Based on the research, Italian scientists believe that THCP should be promoted from “minor cannabinoid” to “main cannabinoid”. This designation means that it can be adequately evaluated for its potential pharmaceutical benefits. The researchers believe that the discovery of THCP may explain some of the therapeutic effects of medical cannabis, which until now had not been possible to attribute to THC or other common cannabinoids.
Effects of CBDP
Just like THCP, the CBDP molecule also has 7 links, instead of the 5 of the common CBD. So is CBDP also more “potent” than CBD?
That’s not quite the case. In fact, the researchers did not consider investigating CBDP thoroughly, because already for CBD it was shown that the action on CB1 and CB2 receptors was poor. So they assumed that a longer molecule wouldn’t make much of a difference in this case. As reported by the text of the study, however, it is not excluded that in the future a specific field of application for CBDP can be identified.
What comes out of this research
An important implication that the study highlighted is that THCP could explain why cannabis can cause such different experiences in users.

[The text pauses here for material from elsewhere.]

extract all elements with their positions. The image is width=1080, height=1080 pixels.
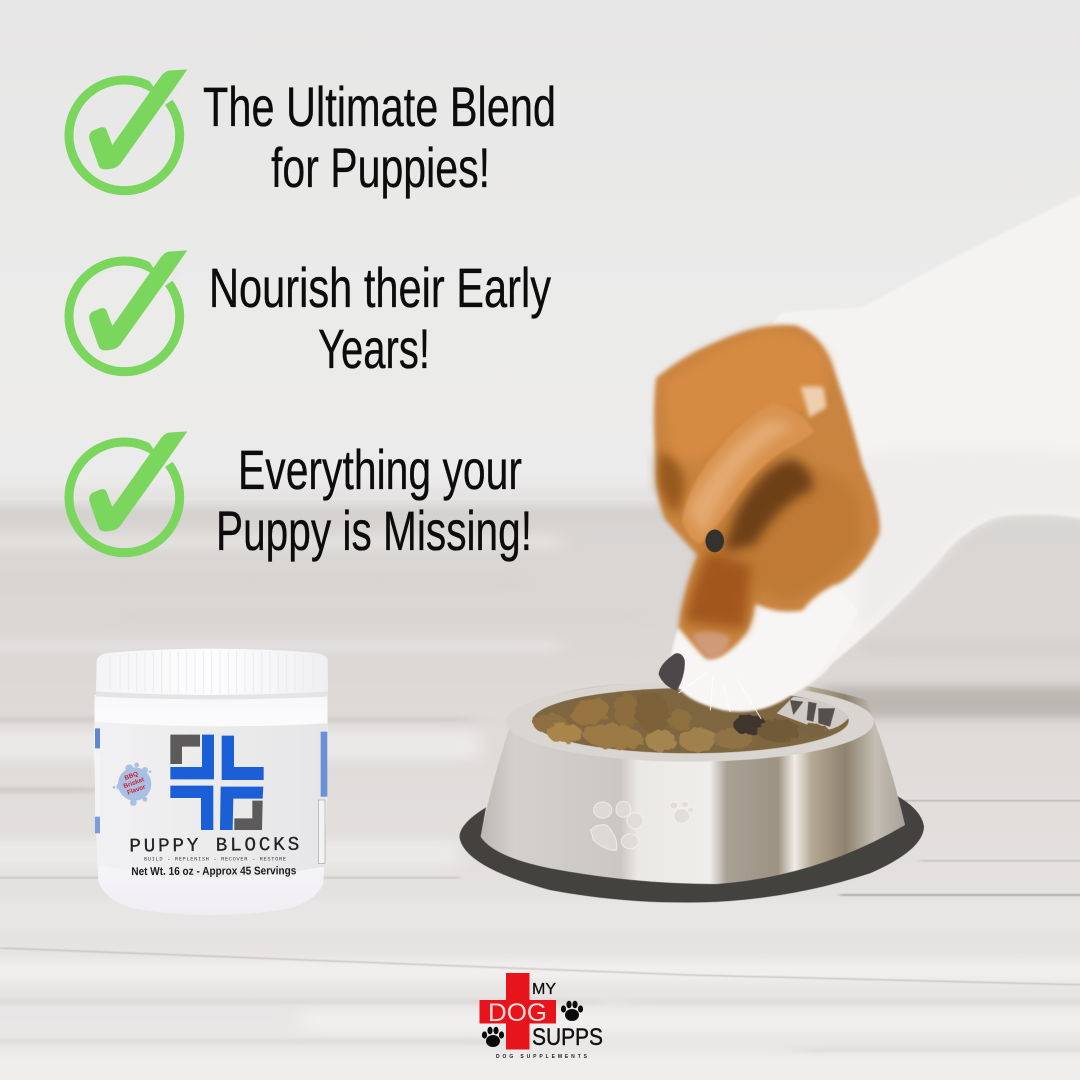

As the researchers have taken care to point out, there is great variability in the type of response people have towards cannabis-based therapies. This also happens with equal doses of THC.
Although we have always thought that the psychotropic effects of cannabis are mainly due to THC, in reality, they could be partly attributable to THCP or other extremely potent cannabinoids that have not yet been identified.
Increasing knowledge of the effects of THCP can help us better evaluate the effects of cannabis extracts on people.
Another interesting implication suggested by the study is the need to grow cannabis strains that are not THC or CBD dominant. Genetic research on cannabis has made great strides in recent years and strains that produce larger amounts of minor cannabinoids such as CBC, CBDV, CBG, and THCV are gradually becoming more and more available.
Cannabis is a real gold mine for medicine
Most likely, soon cannabis strains rich in other minor cannabinoids, such as THCP, could follow suit. Growing plants rich in these cannabinoids would facilitate the production of extracts of those compounds, allowing consumers to enjoy the therapeutic and pharmacological benefits typical of each compound.
Unlike other medicinal plants, which have 2-3 active ingredients, cannabis contains a lot of them. So far, more than 150 substances with potential therapeutic effects for humans have been identified in cannabis.
Precisely for this reason, the authors of the study say that the creation of a complete chemical profile of cannabis is very important. The identification of unknown cannabinoids and better characterization of minor cannabinoids may offer important therapeutic opportunities that have the potential to further transform medicine.